Question

A solenoid is $1.5\,m$ long and its inner diameter is $4.0\,cm$. It has three layers of windings of $1000$ turns each and carries a current of $2.0\,amperes$. The magnetic flux for a cross-section of the solenoid is nearly.

A) $4.1 \times {10^{ - 5}}\,weber$

B) $5.2 \times {10^{ - 5}}\,weber$

C) $6.31 \times {10^{ - 3}}\,weber$

D) $2.5 \times {10^{ - 7}}\,weber$

Answer 1

Hint:Here we have to use the formula of cross-sectional area of solenoid and then use the formula of magnetic flux.

Magnetic flux is defined as the number of magnetic field lines flowing through the closed surface. It is used to calculate the overall magnetic field that passes through a given surface.

Magnetic flux is the cause of the field surrounding the magnetic material. It consists of photons, but unlike the light we obtain from the Sun, it is at a much lower level.

Complete step by step solution:
Magnetic field is a vector field that defines the magnetic effect on the passage of electrical charges, electrical currents and magnetised objects. A charge that travels in a magnetic field encounters a force perpendicular to its own momentum and to the magnetic field.
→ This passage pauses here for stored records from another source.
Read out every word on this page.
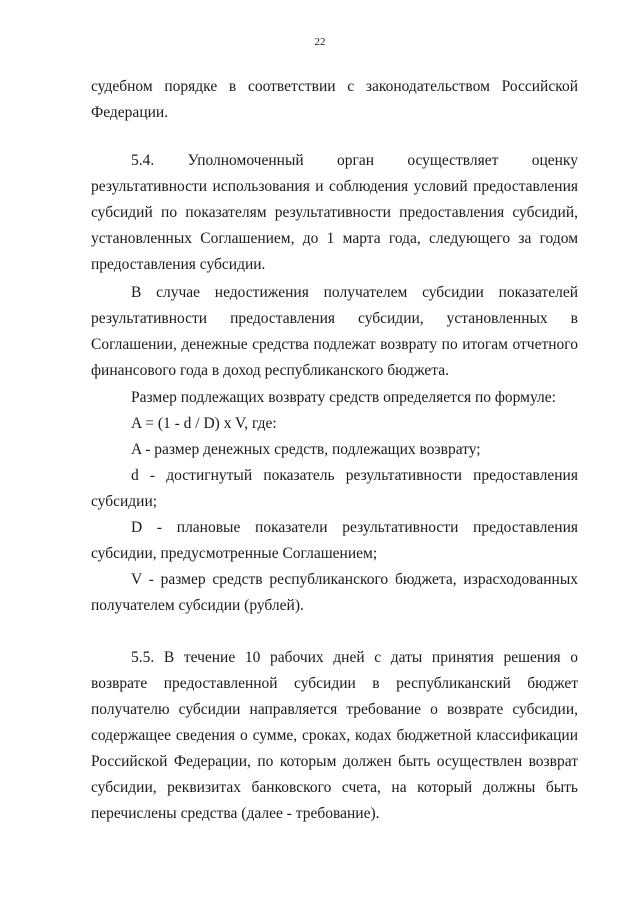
22

судебном порядке в соответствии с законодательством Российской Федерации.

5.4. Уполномоченный орган осуществляет оценку результативности использования и соблюдения условий предоставления субсидий по показателям результативности предоставления субсидий, установленных Соглашением, до 1 марта года, следующего за годом предоставления субсидии.

В случае недостижения получателем субсидии показателей результативности предоставления субсидии, установленных в Соглашении, денежные средства подлежат возврату по итогам отчетного финансового года в доход республиканского бюджета.

Размер подлежащих возврату средств определяется по формуле:

A = (1 - d / D) x V, где:

A - размер денежных средств, подлежащих возврату;

d - достигнутый показатель результативности предоставления субсидии;

D - плановые показатели результативности предоставления субсидии, предусмотренные Соглашением;

V - размер средств республиканского бюджета, израсходованных получателем субсидии (рублей).

5.5. В течение 10 рабочих дней с даты принятия решения о возврате предоставленной субсидии в республиканский бюджет получателю субсидии направляется требование о возврате субсидии, содержащее сведения о сумме, сроках, кодах бюджетной классификации Российской Федерации, по которым должен быть осуществлен возврат субсидии, реквизитах банковского счета, на который должны быть перечислены средства (далее - требование).
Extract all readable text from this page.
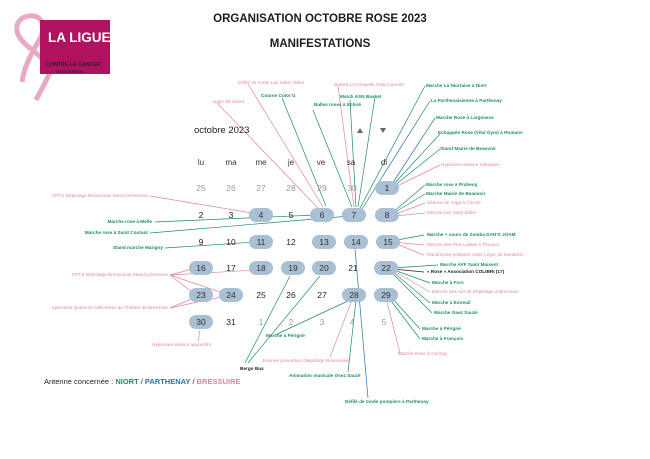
LA LIGUE
CONTRE LE CANCER
Deux-Sèvres
ORGANISATION OCTOBRE ROSE 2023
MANIFESTATIONS
octobre 2023
lu	ma	me	je	ve	sa	di
25	26	27	28	29	30	1
2	3	4	5	6	7	8
9	10	11	12	13	14	15
16	17	18	19	20	21	22
23	24	25	26	27	28	29
30	31	1	2	3	4	5
Défilé de mode Les Salon' Elles	Basket La Chapelle Saint Laurent
Aggis 28 Stand
Course Color G	Match ASN Basket
Balles roses à Echiré
Marche La Niortaise à Niort
La Parthenaisienne à Parthenay
Marche Rose à Largeasse
Echappée Rose (Vital Gym) à Romans
Stand Mairie de Beauvoir
Hypnoses séance relaxation
Marche rose à Prahecq
Marche Mairie de Beauvoir
Séance de Yoga à Clessé
Marche Les Salon'Elles
CPTS Dépistage Bressuirais Stand prévention
Marche rose à Melle
Marche rose à Saint Coutant
Stand marché Marigny
Marche + cours de Zumba DAN'S JOAM
Marche des Pink Ladies à Thouars
Randonnée pédestre Saint Léger de Montbrun
Marche AVF Saint Maixent
« Rose » Association COLIBRI (17)
CPTS Dépistage Bressuirais Stand prévention
Marche à Fors
Marche des AZI de Dépistage à Bressuire
Marche à Exireuil
Marche Osez Sauzé
Spectacle Quatorze millimètres au Théâtre de Bressuire
Marche à Périgné
Marche à François
Hypnoses séance aquasofrn
Marche à Périgné
Journée prévention Dépistage Bressuirais
Marche Rose à Cerizay
Bergo Bus
Animation musicale Osez Sauzé
Défilé de mode pompiers à Parthenay
Antenne concernée : NIORT / PARTHENAY / BRESSUIRE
The Biot-savart law can be used to calculate the magnetic field strength of the current section.
Given,
Length of the solenoid, $l = 1.5\,m$

Diameter of the solenoid $d = 4\,cm = 0.04\,m$

Cross-sectional area of the solenoid is given by:
$
  A = \dfrac{{\pi {d^2}}}
{4} \\
   = \dfrac{{3.14 \times {{\left( {0.04} \right)}^2}}}
{4} \\
   = 1.256 \times {10^{ - 3}}\,{m^2} \\
$

Total number of turns,
$N = 3 \times 1000 = 3000$

Number of turns per unit length,
$
  n = \dfrac{N}
{l} \\
   = \dfrac{{3000}}
{{1.5}} \\
   = 2000 \\
$

Biot-Savart law is given by:
$
  B = {\mu _ \circ }nI \\
   = 4\pi \times {10^{ - 7}} \times 2000 \times 2 \\
   = 5.024 \times {10^{ - 3}}\,Wb{m^{ - 2}} \\
$

Magnetic flux is given by:
$\phi = BA$

Since, the magnetic flux passes through $1000$ loops, then
$
  \phi = 1000 \times 2.054 \times {10^{ - 3}} \times 1.256 \times {10^{ - 3}} \\
   = 6.31 \times {10^{ - 3}}\,Wb \\
$

Hence, option C is correct.

Thus, the magnetic flux for a cross-section of the solenoid is nearly $6.31 \times {10^{ - 3}}\,Wb$ .

Note:
Here we have to see whether the number of turns is given or not. Also, we have to observe whether length of material is given or not. If given then, we have to divide the number of turns by the length to get the number of turns per unit length of the material.